The police officers also failed to explain why the applicant, who was delivered at the police department in full health, after communication with them had to call for medical assistance.
Apart from that, we were interested why law-enforcement officers, having no instructions from the investigator to conduct interrogation of Prytkov, delivered him to the police department to perform this investigative activity. One of the police officers responded: «Just like that”, another kept claiming that he had had such an instruction. However, in accordance with the evidence, obtained from the investigator himself, he did not give instruction to interrogate Prytkov in 2010.
The police officers also got confused in the circumstances of Prytkov’s delivery to the police: some said that he looked for some excuse to avoid going to the police department and was very nervous about the whole trip, the others gave evidence to the contrary, that Prytkov asked to pick him up from work and was eager for some friendly chat.

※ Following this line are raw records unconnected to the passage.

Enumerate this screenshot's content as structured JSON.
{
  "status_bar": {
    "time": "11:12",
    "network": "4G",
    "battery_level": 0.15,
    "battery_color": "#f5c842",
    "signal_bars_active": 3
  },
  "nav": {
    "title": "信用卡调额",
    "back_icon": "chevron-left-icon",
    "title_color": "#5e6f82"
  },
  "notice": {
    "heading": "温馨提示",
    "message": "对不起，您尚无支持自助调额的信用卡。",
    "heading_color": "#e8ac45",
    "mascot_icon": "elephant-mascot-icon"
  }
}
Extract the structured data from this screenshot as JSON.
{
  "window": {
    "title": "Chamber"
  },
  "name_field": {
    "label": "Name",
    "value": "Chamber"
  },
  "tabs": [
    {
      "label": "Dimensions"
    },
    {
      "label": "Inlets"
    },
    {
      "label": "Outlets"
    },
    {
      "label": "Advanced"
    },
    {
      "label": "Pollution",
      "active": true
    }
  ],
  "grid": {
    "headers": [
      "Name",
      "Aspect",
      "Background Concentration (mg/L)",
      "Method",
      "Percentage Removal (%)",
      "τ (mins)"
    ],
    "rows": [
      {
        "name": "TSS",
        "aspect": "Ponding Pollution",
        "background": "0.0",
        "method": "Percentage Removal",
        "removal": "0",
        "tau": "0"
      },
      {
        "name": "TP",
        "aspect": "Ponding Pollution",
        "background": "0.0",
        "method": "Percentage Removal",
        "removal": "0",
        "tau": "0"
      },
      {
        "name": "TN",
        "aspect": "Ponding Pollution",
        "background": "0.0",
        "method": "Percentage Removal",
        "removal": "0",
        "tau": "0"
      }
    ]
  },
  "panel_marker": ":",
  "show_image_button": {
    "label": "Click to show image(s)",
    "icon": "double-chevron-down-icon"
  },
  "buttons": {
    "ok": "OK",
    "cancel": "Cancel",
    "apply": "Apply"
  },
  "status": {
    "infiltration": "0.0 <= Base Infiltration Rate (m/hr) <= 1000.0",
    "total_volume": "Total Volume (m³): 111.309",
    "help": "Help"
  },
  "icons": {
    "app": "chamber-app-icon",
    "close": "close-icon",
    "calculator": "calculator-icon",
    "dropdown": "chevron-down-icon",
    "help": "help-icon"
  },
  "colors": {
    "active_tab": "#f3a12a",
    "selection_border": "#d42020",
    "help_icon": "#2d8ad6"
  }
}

During the face-to-face confrontation, the police officers were trying to divert the progress of the investigative activity sideways, providing a lot of details which have nothing to do with the investigation. One of the police officers talked such nonsense as that, allegedly, Prytkov proposed to the police officers to watch some porn on his phone at the police department. Taking into account that in 2010 Prytkov had a feature push-button phone Nokia 1110, which is not designed for video, it is rather hard to believe that.
However, investigator Dmitry Gryazev was satisfied with explanations of the police officers and passed a dismissal of the criminal case. Definitely, we do not agree to this ruling and will appeal against it at the Prosecutor’s Office”.
It is worth noting that on 7 November 2014, as a result of investigative bodies’ obvious lack of desire to investigate a criminal case based on the fact of Vladimir Prytkov’s police torture, human rights defenders were forced to apply to the European Court of Human Rights.